Using Aggregation Functions
Contents
%LOAD ../../lodes.db
Using Aggregation Functions#
We’ve explored how to create a variable that indicates whether the census block had over 100 jobs or not using the code below.
ALTER TABLE ca_wac_2015 ADD over100 BOOL;
UPDATE ca_wac_2015 SET over100 = 0;
UPDATE ca_wac_2015 SET over100 = 1 WHERE c000 > 100;
Let’s take a quick look at what we did.
SELECT w_geocode, c000, over100
FROM ca_wac_2015
LIMIT 10;
w_geocode | c000 | over100 |
---|---|---|
060014001001007 | 30 | 0 |
060014001001008 | 4 | 0 |
060014001001011 | 3 | 0 |
060014001001017 | 11 | 0 |
060014001001024 | 10 | 0 |
060014001001026 | 3 | 0 |
060014001001027 | 13 | 0 |
060014001001032 | 13 | 0 |
060014001001033 | 2 | 0 |
060014001001034 | 1 | 0 |
What if we wanted to know how many blocks had over 100 jobs and how many didn’t? We can now use the GROUP BY
statement.
SELECT over100, COUNT(over100)
FROM ca_wac_2015
GROUP BY over100
LIMIT 10;
over100 | COUNT(over100) |
---|---|
0 | 214364 |
1 | 29098 |
Here, the GROUP BY
statement groups it into the categories of the variable. Since we’ve chosen to display the count, we can see the counts. We can also change the order in which the results are displayed so that it’s in increasing order.
SELECT over100, COUNT(over100)
FROM ca_wac_2015
GROUP BY over100
ORDER BY COUNT(over100)
LIMIT 10;
over100 | COUNT(over100) |
---|---|
1 | 29098 |
0 | 214364 |
The ORDER BY
statement orders the rows that it displays according to whatever you put after it. In this case, we chose the count of over100
.
Using GROUP BY with Multiple Variables#
For the next few queries, let’s try using a different table. The ca_xwalk
table in the same lodes
database contains information about each of the census blocks in California. We can use this to, for example, look at aggregation by CBSA (metropolitan/micropolitan area) name and by county name.

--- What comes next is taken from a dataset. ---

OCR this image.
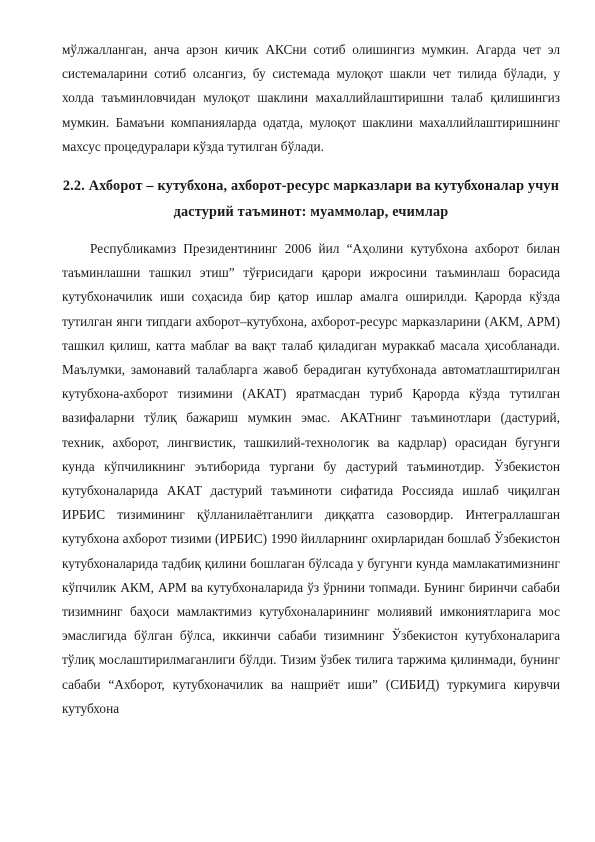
мўлжалланган, анча арзон кичик АКСни сотиб олишингиз мумкин. Агарда чет эл системаларини сотиб олсангиз, бу системада мулоқот шакли чет тилида бўлади, у холда таъминловчидан мулоқот шаклини махаллийлаштиришни талаб қилишингиз мумкин. Бамаъни компанияларда одатда, мулоқот шаклини махаллийлаштиришнинг махсус процедуралари кўзда тутилган бўлади.

2.2. Ахборот – кутубхона, ахборот-ресурс марказлари ва кутубхоналар учун дастурий таъминот: муаммолар, ечимлар

Республикамиз Президентининг 2006 йил “Аҳолини кутубхона ахборот билан таъминлашни ташкил этиш” тўғрисидаги қарори ижросини таъминлаш борасида кутубхоначилик иши соҳасида бир қатор ишлар амалга оширилди. Қарорда кўзда тутилган янги типдаги ахборот–кутубхона, ахборот-ресурс марказларини (АКМ, АРМ) ташкил қилиш, катта маблағ ва вақт талаб қиладиган мураккаб масала ҳисобланади. Маълумки, замонавий талабларга жавоб берадиган кутубхонада автоматлаштирилган кутубхона-ахборот тизимини (АКАТ) яратмасдан туриб Қарорда кўзда тутилган вазифаларни тўлиқ бажариш мумкин эмас. АКАТнинг таъминотлари (дастурий, техник, ахборот, лингвистик, ташкилий-технологик ва кадрлар) орасидан бугунги кунда кўпчиликнинг эътиборида тургани бу дастурий таъминотдир. Ўзбекистон кутубхоналарида АКАТ дастурий таъминоти сифатида Россияда ишлаб чиқилган ИРБИС тизимининг қўлланилаётганлиги диққатга сазовордир. Интеграллашган кутубхона ахборот тизими (ИРБИС) 1990 йилларнинг охирларидан бошлаб Ўзбекистон кутубхоналарида тадбиқ қилини бошлаган бўлсада у бугунги кунда мамлакатимизнинг кўпчилик АКМ, АРМ ва кутубхоналарида ўз ўрнини топмади. Бунинг биринчи сабаби тизимнинг баҳоси мамлактимиз кутубхоналарининг молиявий имкониятларига мос эмаслигида бўлган бўлса, иккинчи сабаби тизимнинг Ўзбекистон кутубхоналарига тўлиқ мослаштирилмаганлиги бўлди. Тизим ўзбек тилига таржима қилинмади, бунинг сабаби “Ахборот, кутубхоначилик ва нашриёт иши” (СИБИД) туркумига кирувчи кутубхона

SELECT cbsaname, ctyname, COUNT(*)
FROM ca_xwalk
GROUP BY cbsaname, ctyname
ORDER BY COUNT(*) DESC
LIMIT 10;
cbsaname | ctyname | COUNT(*) |
---|---|---|
Los Angeles-Long Beach-Anaheim, CA | Los Angeles County, CA | 109587 |
Riverside-San Bernardino-Ontario, CA | San Bernardino County, CA | 48173 |
San Diego-Carlsbad, CA | San Diego County, CA | 43415 |
Los Angeles-Long Beach-Anaheim, CA | Orange County, CA | 36873 |
Riverside-San Bernardino-Ontario, CA | Riverside County, CA | 35720 |
Bakersfield, CA | Kern County, CA | 35280 |
San Francisco-Oakland-Hayward, CA | Alameda County, CA | 23956 |
San Jose-Sunnyvale-Santa Clara, CA | Santa Clara County, CA | 22369 |
Fresno, CA | Fresno County, CA | 22096 |
Sacramento--Roseville--Arden-Arcade, CA | Sacramento County, CA | 19939 |
This first groups by CBSA (cbsaname
) name, then it groups by county (ctyname
), in that order. In this case, county is nested completely in the metropolitan/micropolitan area. In other cases in which we don’t have complete nesting, we would be able to see all possible combinations that exist in the data.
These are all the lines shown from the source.